In 2006, Massachusetts mandated health insurance and initiated subsidized insurance for people who couldn’t afford private insurance. This suddenly gave a few hundred thousand people access to standard health care who didn’t have it before. However, Massachusetts now has a shortage of primary care physicians to tend to those people.
There are several reasons for this, but a one is that young doctors at the beginning of their careers carry whopping student loan debts, which inspires them to gravitate to higher-paying specialties like surgery. Another is that primary care physicians tend to have higher administrative costs.
(BTW, I’ve seen the primary care physician shortage held up as a reason to avoid universal health care — if everybody can see a doctor, then there will be waiting lines. Like in Canada. I know you love that argument as much as I do.)
At the Boston Globe, doctor and novelist Stephen J. Bergman writes,
THE REASONS for the shortage of primary-care doctors have been clearly described: low pay, long hours, the crossword puzzle of insurance forms required to get paid – which leads to three administrative assistants for every doctor. But the issue is being framed using a classic tactic of the private insurance industry: in order to make ends meet, cut payments to higher-paid specialists and redistribute to primary-care doctors. This pitting of doctor against doctor is a classic tactic of the disastrous healthcare system in which we find ourselves
I would add that if the only way supply can meet demand is by artificially tweaking the system — either by redistributing pay or by keeping large numbers of people uninsured, thereby suppressing demand — does this not tell us that a “free market” solution to the health care crisis will not work?
I want this paragraph on a lot of billboards —
The issue isn’t that primary-care doctors get paid less than cardiac surgeons, but that the system of healthcare rests on insurance companies and their CEOs making huge profits. No amount of cost-cutting can save enough money to support a for-profit system. The only solution is a universal, government-run healthcare system. Surveys suggest that a majority of Americans and doctors desire this. Any plan that puts private insurance in anything other than an optional, “concierge” system for the rich is just whistling past the graveyard of American healthcare.
See also Robert Reich.
Once again, a damn good reason to live in Canada.
The open enrollment public plan is absolutely vital to have, but whether or not it is a temporary measure, forcing people to lose their current coverage would be a real political non-starter even if a majority of the people would prefer a single payer model. That is because of differential impact, those who would be affected negatively by losing their coverage will be highly motivated to speak and work against anything that jeopardizes it.

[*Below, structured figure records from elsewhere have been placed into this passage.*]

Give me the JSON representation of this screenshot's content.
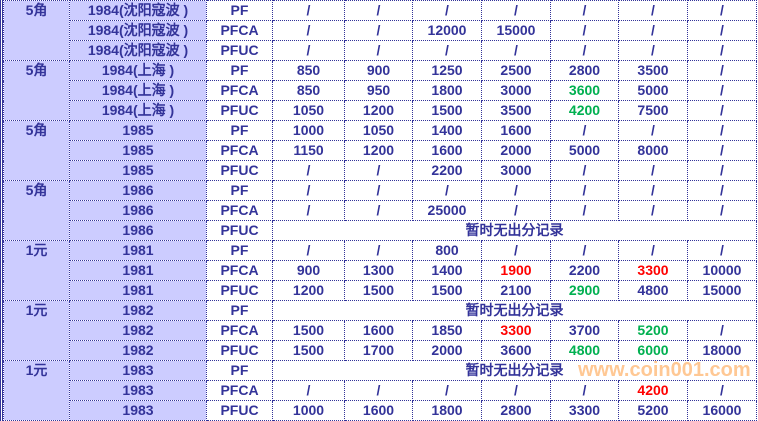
{
  "watermark": "www.coin001.com",
  "colors": {
    "text": "#333399",
    "label_bg": "#ccccff",
    "red": "#ff0000",
    "green": "#00b050"
  },
  "groups": [
    {
      "denomination": "5角",
      "rows": [
        {
          "year": "1984(沈阳寇波 )",
          "type": "PF",
          "cells": [
            "/",
            "/",
            "/",
            "/",
            "/",
            "/",
            "/"
          ]
        },
        {
          "year": "1984(沈阳寇波 )",
          "type": "PFCA",
          "cells": [
            "/",
            "/",
            "12000",
            "15000",
            "/",
            "/",
            "/"
          ]
        },
        {
          "year": "1984(沈阳寇波 )",
          "type": "PFUC",
          "cells": [
            "/",
            "/",
            "/",
            "/",
            "/",
            "/",
            "/"
          ]
        }
      ]
    },
    {
      "denomination": "5角",
      "rows": [
        {
          "year": "1984(上海 )",
          "type": "PF",
          "cells": [
            "850",
            "900",
            "1250",
            "2500",
            "2800",
            "3500",
            "/"
          ]
        },
        {
          "year": "1984(上海 )",
          "type": "PFCA",
          "cells": [
            "850",
            "950",
            "1800",
            "3000",
            {
              "text": "3600",
              "color": "green"
            },
            "5000",
            "/"
          ]
        },
        {
          "year": "1984(上海 )",
          "type": "PFUC",
          "cells": [
            "1050",
            "1200",
            "1500",
            "3500",
            {
              "text": "4200",
              "color": "green"
            },
            "7500",
            "/"
          ]
        }
      ]
    },
    {
      "denomination": "5角",
      "rows": [
        {
          "year": "1985",
          "type": "PF",
          "cells": [
            "1000",
            "1050",
            "1400",
            "1600",
            "/",
            "/",
            "/"
          ]
        },
        {
          "year": "1985",
          "type": "PFCA",
          "cells": [
            "1150",
            "1200",
            "1600",
            "2000",
            "5000",
            "8000",
            "/"
          ]
        },
        {
          "year": "1985",
          "type": "PFUC",
          "cells": [
            "/",
            "/",
            "2200",
            "3000",
            "/",
            "/",
            "/"
          ]
        }
      ]
    },
    {
      "denomination": "5角",
      "rows": [
        {
          "year": "1986",
          "type": "PF",
          "cells": [
            "/",
            "/",
            "/",
            "/",
            "/",
            "/",
            "/"
          ]
        },
        {
          "year": "1986",
          "type": "PFCA",
          "cells": [
            "/",
            "/",
            "25000",
            "/",
            "/",
            "/",
            "/"
          ]
        },
        {
          "year": "1986",
          "type": "PFUC",
          "note": "暂时无出分记录"
        }
      ]
    },
    {
      "denomination": "1元",
      "rows": [
        {
          "year": "1981",
          "type": "PF",
          "cells": [
            "/",
            "/",
            "800",
            "/",
            "/",
            "/",
            "/"
          ]
        },
        {
          "year": "1981",
          "type": "PFCA",
          "cells": [
            "900",
            "1300",
            "1400",
            {
              "text": "1900",
              "color": "red"
            },
            "2200",
            {
              "text": "3300",
              "color": "red"
            },
            "10000"
          ]
        },
        {
          "year": "1981",
          "type": "PFUC",
          "cells": [
            "1200",
            "1500",
            "1500",
            "2100",
            {
              "text": "2900",
              "color": "green"
            },
            "4800",
            "15000"
          ]
        }
      ]
    },
    {
      "denomination": "1元",
      "rows": [
        {
          "year": "1982",
          "type": "PF",
          "note": "暂时无出分记录"
        },
        {
          "year": "1982",
          "type": "PFCA",
          "cells": [
            "1500",
            "1600",
            "1850",
            {
              "text": "3300",
              "color": "red"
            },
            "3700",
            {
              "text": "5200",
              "color": "green"
            },
            "/"
          ]
        },
        {
          "year": "1982",
          "type": "PFUC",
          "cells": [
            "1500",
            "1700",
            "2000",
            "3600",
            {
              "text": "4800",
              "color": "green"
            },
            {
              "text": "6000",
              "color": "green"
            },
            "18000"
          ]
        }
      ]
    },
    {
      "denomination": "1元",
      "rows": [
        {
          "year": "1983",
          "type": "PF",
          "note": "暂时无出分记录"
        },
        {
          "year": "1983",
          "type": "PFCA",
          "cells": [
            "/",
            "/",
            "/",
            "/",
            "/",
            {
              "text": "4200",
              "color": "red"
            },
            "/"
          ]
        },
        {
          "year": "1983",
          "type": "PFUC",
          "cells": [
            "1000",
            "1600",
            "1800",
            "2800",
            "3300",
            "5200",
            "16000"
          ]
        }
      ]
    }
  ]
}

In the medium term if not sooner, the public plan should participate in sharing agreements which transform the system into a single payer for all covered services, with the private firms able to offer services beyond that.
I was just thinking that under Murphy’s law of greed, profits can never be big enough, and executive compensation can never be too extravagant. The American form of capitalism has become Mammonism, and quarterly measures of success have so thoroughly trumped any attempt to assess long-term sustainability.
Maggie Mahar has reported on the profit-induced overbuilding of certain sectors of health care and its catastrophic impact on costs.
For-profit insurance should be relegated to the luxury and vanity sectors of medicine.
Is it unreasonable to expect, that if a good health care policy were to be enacted, it may actually speed up the economic recovery and give reason to hire more people? Or are they that unrelated?
…if everybody could see a doctor, maybe those theoretical waiting lines at primary care physicians’ offices would offset the very real waiting lines in far too many Emergency Rooms…
“This suddenly gave a few hundred thousand people access to standard health care who didn’t have it before.”
Correction: it gave them access to health insurance, not health care.
Bill H — No, I meant health care, not insurance. They got insurance, which gave them access to the care.
I once saw a truly damning indictment of the American system. I don’t know if it’s true, and I’m not even sure I’m properly stating the indictment, but it went like this:
The average US GP spends 60 hours a week working, 30 hours of that dealing with insurance companies. The average Canadian GP works 40 hours, 5 hours of dealing with the government regarding payment.
True? False? I don’t know. But a national system that mandated certain levels of care, and eliminated a lot of the crap about negotiating for treatment would probably make doctoring a lot more pleasant, even if the pay wasn’t as high.
The physician shortage is the part that the kind from Emperors New Clothes wouldn’t have missed.
This was seldom mentioned in the news and was always coming — educational assistance and inducements for more people to become doctors. It is hardly worth it for some bright people to get an education that will take a decade or more to pay off.
It’s all connected and government must supply the inducements for fundamental changes like these that the marketplace and its short-term gain mentality would never be inclined to invest in. After all, we are talking about medical care for everyone, not just rich people. Some don’t get the universal part.